The church sought defense and indemnity under its insurance policy with State Farm, which State Farm denied on the ground that the suit did not allege a potentially covered “advertising injury” under the policy's Coverage B. State Farm contended, and the court agreed, that the church's posting on its website announcing the recall petition and soliciting its members and the public to sign it did not meet the definition of an “advertisement” because it was not a marketing device designed to inform the public about the church's goods, products, or services. The church argued it was a strategy to solicit like-minded members, but the court observed that the notice listed six locations where people could go to sign the petition, and only one of them was the church, and rejected the idea that it was an advertising strategy to get people in the door.

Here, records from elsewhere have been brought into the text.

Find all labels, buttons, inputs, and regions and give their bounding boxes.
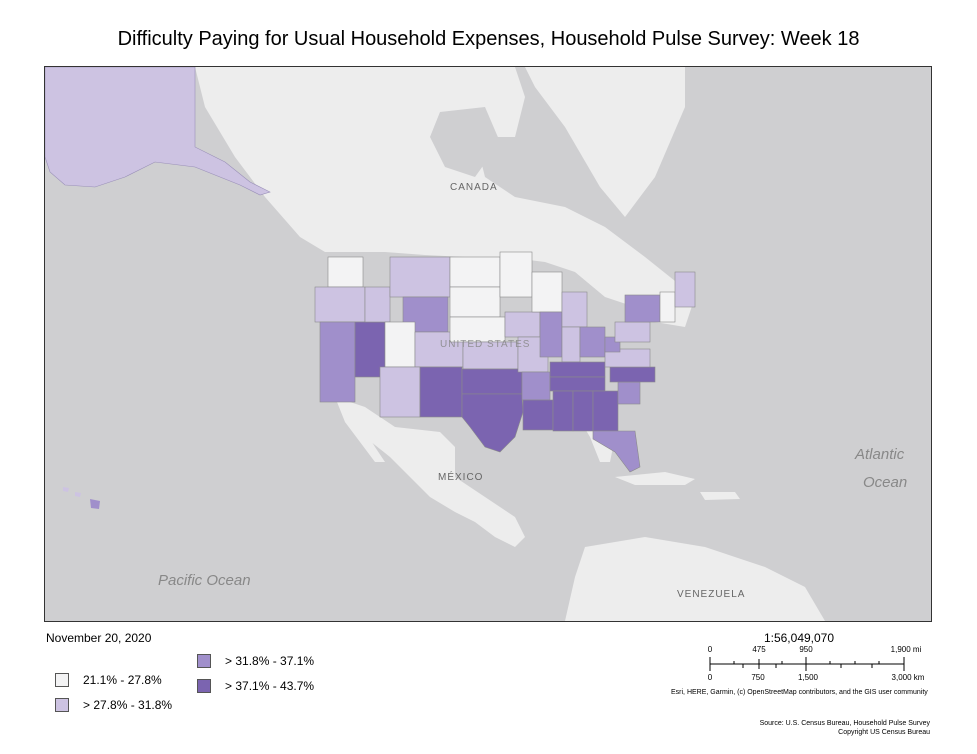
state-kentucky[interactable]: [549, 361, 606, 378]
legend-item-4: > 37.1% - 43.7%: [197, 679, 314, 693]
arctic-island: [305, 67, 375, 92]
legend-item-2: > 27.8% - 31.8%: [55, 698, 172, 712]
scale-km-0: 0: [708, 673, 713, 682]
scale-mi-0: 0: [708, 645, 713, 654]
basemap: CANADA UNITED STATES MÉXICO VENEZUELA At…: [45, 67, 931, 621]
state-virginia[interactable]: [604, 348, 651, 368]
state-indiana[interactable]: [561, 326, 581, 363]
state-north-dakota[interactable]: [449, 256, 501, 288]
greenland: [525, 67, 685, 217]
scale-bar-graphic: 0 475 950 1,900 mi 0 750 1,500 3,000 km: [708, 645, 925, 682]
hawaii-island[interactable]: [75, 492, 81, 497]
state-louisiana[interactable]: [522, 399, 554, 431]
scale-mi-950: 950: [799, 645, 813, 654]
legend-swatch-2: [55, 698, 69, 712]
state-oklahoma[interactable]: [461, 368, 523, 395]
alaska[interactable]: [45, 67, 271, 196]
state-florida[interactable]: [592, 430, 641, 473]
state-oregon[interactable]: [314, 286, 366, 323]
scale-ratio: 1:56,049,070: [763, 631, 835, 645]
baja-land: [345, 407, 385, 462]
state-iowa[interactable]: [504, 311, 541, 338]
date-label: November 20, 2020: [46, 631, 152, 645]
state-montana[interactable]: [389, 256, 451, 298]
state-alabama[interactable]: [572, 390, 594, 432]
state-georgia[interactable]: [592, 390, 619, 432]
basemap-credits: Esri, HERE, Garmin, (c) OpenStreetMap co…: [671, 689, 928, 696]
label-mexico: MÉXICO: [438, 470, 483, 483]
legend-label-1: 21.1% - 27.8%: [83, 673, 162, 687]
label-atlantic-ocean: Ocean: [863, 474, 907, 491]
label-pacific-ocean: Pacific Ocean: [158, 572, 251, 589]
state-north-carolina[interactable]: [609, 366, 656, 383]
legend-item-1: 21.1% - 27.8%: [55, 673, 162, 687]
mexico-land: [335, 397, 525, 547]
source-line: Source: U.S. Census Bureau, Household Pu…: [759, 720, 930, 727]
state-michigan[interactable]: [561, 291, 588, 328]
legend-label-2: > 27.8% - 31.8%: [83, 698, 173, 712]
state-arkansas[interactable]: [521, 371, 551, 401]
state-wisconsin[interactable]: [531, 271, 563, 313]
state-new-mexico[interactable]: [419, 366, 463, 418]
legend-label-4: > 37.1% - 43.7%: [225, 679, 315, 693]
hudson-bay: [430, 107, 500, 177]
state-washington[interactable]: [327, 256, 364, 288]
state-mississippi[interactable]: [552, 390, 574, 432]
scale-km-1500: 1,500: [798, 673, 819, 682]
scale-km-750: 750: [751, 673, 765, 682]
state-illinois[interactable]: [539, 311, 563, 358]
label-canada: CANADA: [450, 182, 498, 193]
label-venezuela: VENEZUELA: [677, 589, 745, 600]
scale-mi-1900: 1,900 mi: [891, 645, 922, 654]
legend-swatch-4: [197, 679, 211, 693]
label-atlantic: Atlantic: [854, 446, 905, 463]
state-utah[interactable]: [384, 321, 416, 368]
state-south-carolina[interactable]: [617, 381, 641, 405]
scale-mi-475: 475: [752, 645, 766, 654]
source-block: Source: U.S. Census Bureau, Household Pu…: [760, 719, 930, 737]
copyright-line: Copyright US Census Bureau: [838, 729, 930, 736]
state-maine[interactable]: [674, 271, 696, 308]
state-ohio[interactable]: [579, 326, 606, 358]
canada-land: [195, 67, 695, 327]
south-america-land: [565, 537, 825, 621]
state-arizona[interactable]: [379, 366, 421, 418]
hawaii-island[interactable]: [63, 487, 69, 492]
legend-swatch-3: [197, 654, 211, 668]
states-group: [314, 251, 696, 473]
hawaii-big-island[interactable]: [90, 499, 100, 509]
cuba: [615, 472, 695, 485]
state-minnesota[interactable]: [499, 251, 533, 298]
state-idaho[interactable]: [364, 286, 391, 323]
state-tennessee[interactable]: [549, 376, 606, 392]
state-new-england-south[interactable]: [659, 291, 676, 323]
hispaniola: [700, 492, 740, 500]
legend-item-3: > 31.8% - 37.1%: [197, 654, 314, 668]
legend-swatch-1: [55, 673, 69, 687]
state-new-york[interactable]: [624, 294, 661, 323]
state-nebraska[interactable]: [449, 316, 506, 343]
state-pennsylvania[interactable]: [614, 321, 651, 343]
state-south-dakota[interactable]: [449, 286, 501, 318]
legend-label-3: > 31.8% - 37.1%: [225, 654, 315, 668]
scale-km-3000: 3,000 km: [892, 673, 925, 682]
state-california[interactable]: [319, 321, 356, 403]
state-kansas[interactable]: [462, 341, 519, 370]
arctic-island: [385, 72, 445, 99]
map-frame[interactable]: CANADA UNITED STATES MÉXICO VENEZUELA At…: [44, 66, 932, 622]
label-united-states: UNITED STATES: [440, 339, 530, 350]
map-title: Difficulty Paying for Usual Household Ex…: [117, 28, 860, 50]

The court also rejected the church's argument that the mayor's suit alleged disparagement would have triggered coverage.
The suit also named the pastor individually, and the he argued the allegations against him triggered coverage because he allegedly committed a covered “wrongful act.” The policy covered negligent acts, errors, or omissions directly related to the operations of the church, and the pastor could not get around the disclaimer he had put on the church website, which stated it was owned by himself personally and not the church, and that in his official capacity as pastor, he neither encouraged nor discouraged the recall of the mayor. His own self-serving affidavit stating that the entire campaign was a church ministry and therefor “directly related to the operations” of the church, without corroborating evidence, was not considered competent summary judgment evidence. Thus, State Farm's decision to completely deny defense and indemnity to both church and pastor was ratified by the court. Because the court found no coverage and no breach of contract, the court also summarily disposed of all extra-contractual claims.
[Editor’s Note: In an era in which some churches appear to be increasingly engaging in direct political activities such as forming PACs to pursue specific public policy goals and backing or opposing specific candidates, this timely case is a valuable lesson in both ecclesiology and coverage. It strongly suggests that when churches and their representatives engage in political activities, the very steps they take to try to protect themselves from improperly injecting the church too directly into politics, such as disclaimers and official statements of political neutrality, may simultaneously remove the resulting actions of church members and officials from liability coverage.]